TROG 2001
Gliederung
(1) Die Gemeinden haben als Träger von Privatrechten die Verwirklichung der Ziele der örtlichen Raumordnung und der Festlegungen des örtlichen Raumordnungskonzeptes, insbesondere die Sicherung ausreichender Grundflächen für den Wohnbau und für gewerbliche und industrielle Zwecke, anzustreben. Insbesondere dürfen Investitionen und Förderungsmaßnahmen der Gemeinden nur im Einklang mit den Zielen der örtlichen Raumordnung und dem örtlichen Raumordnungskonzept erfolgen.

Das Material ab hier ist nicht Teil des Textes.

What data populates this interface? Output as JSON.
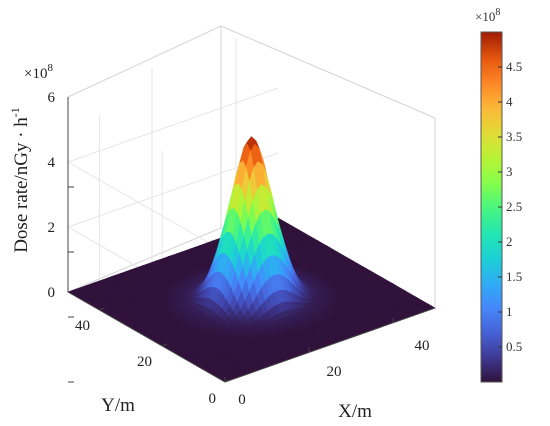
{
  "chart_data": {
    "type": "surface3d",
    "title": "",
    "xlabel": "X/m",
    "ylabel": "Y/m",
    "zlabel_main": "Dose rate/nGy",
    "zlabel_unit": "h",
    "zlabel_unit_exp": "-1",
    "z_exponent_label": "×10",
    "z_exponent_power": "8",
    "xlim": [
      0,
      50
    ],
    "ylim": [
      0,
      50
    ],
    "zlim": [
      0,
      6
    ],
    "x_ticks": [
      "0",
      "20",
      "40"
    ],
    "y_ticks": [
      "0",
      "20",
      "40"
    ],
    "z_ticks": [
      "0",
      "2",
      "4",
      "6"
    ],
    "peak": {
      "x": 25,
      "y": 25,
      "value": 4.9
    },
    "colorbar": {
      "exponent_label": "×10",
      "exponent_power": "8",
      "range": [
        0,
        5
      ],
      "ticks": [
        "0.5",
        "1",
        "1.5",
        "2",
        "2.5",
        "3",
        "3.5",
        "4",
        "4.5"
      ],
      "colormap": "turbo"
    },
    "grid": true
  }
}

(2) Die Gemeinden können zum Zweck der Verwirklichung der Ziele der örtlichen Raumordnung und der Festlegungen des örtlichen Raumordnungskonzeptes Verträge mit Grundeigentümern abschließen. Die Einhaltung der Verträge ist auf geeignete Weise sicherzustellen. Die Gemeinde hat die Grundeigentümer gleich zu behandeln. Solche Verträge können die Verpflichtung des Grundeigentümers vorsehen, die jeweiligen Grundflächen innerhalb einer angemessenen Frist einer bestimmten Verwendung zuzuführen. Weiters kann die Verpflichtung vorgesehen werden, Grundflächen der Gemeinde oder dem Tiroler Bodenfonds (§ 93) für einen bestimmten Zweck, insbesondere für den geförderten Wohnbau, zu überlassen. Die Überlassung hat zum Verkehrswert zu erfolgen. Bei Grundflächen, die dem geförderten Wohnbau dienen sollen, ist auch auf § 14 Abs. 1 und 2 des Tiroler Wohnbauförderungsgesetzes 1991, LGBl. Nr. 55, in der jeweils geltenden Fassung Bedacht zu nehmen. In solchen Verträgen ist weiters vorzusehen, dass die Weiterveräußerung durch die Gemeinde bzw. den Tiroler Bodenfonds jedenfalls innerhalb von zehn Jahren höchstens zu jenem Preis erfolgen darf, der dem seinerzeitigen Grundpreis zuzüglich einer allfälligen indexmäßigen Aufwertung und allfälliger Aufwendungen, insbesondere für die Erschließung, entspricht. Dies ist auch für den Fall weiterer Erwerbsvorgänge während dieses Zeitraumes sicherzustellen.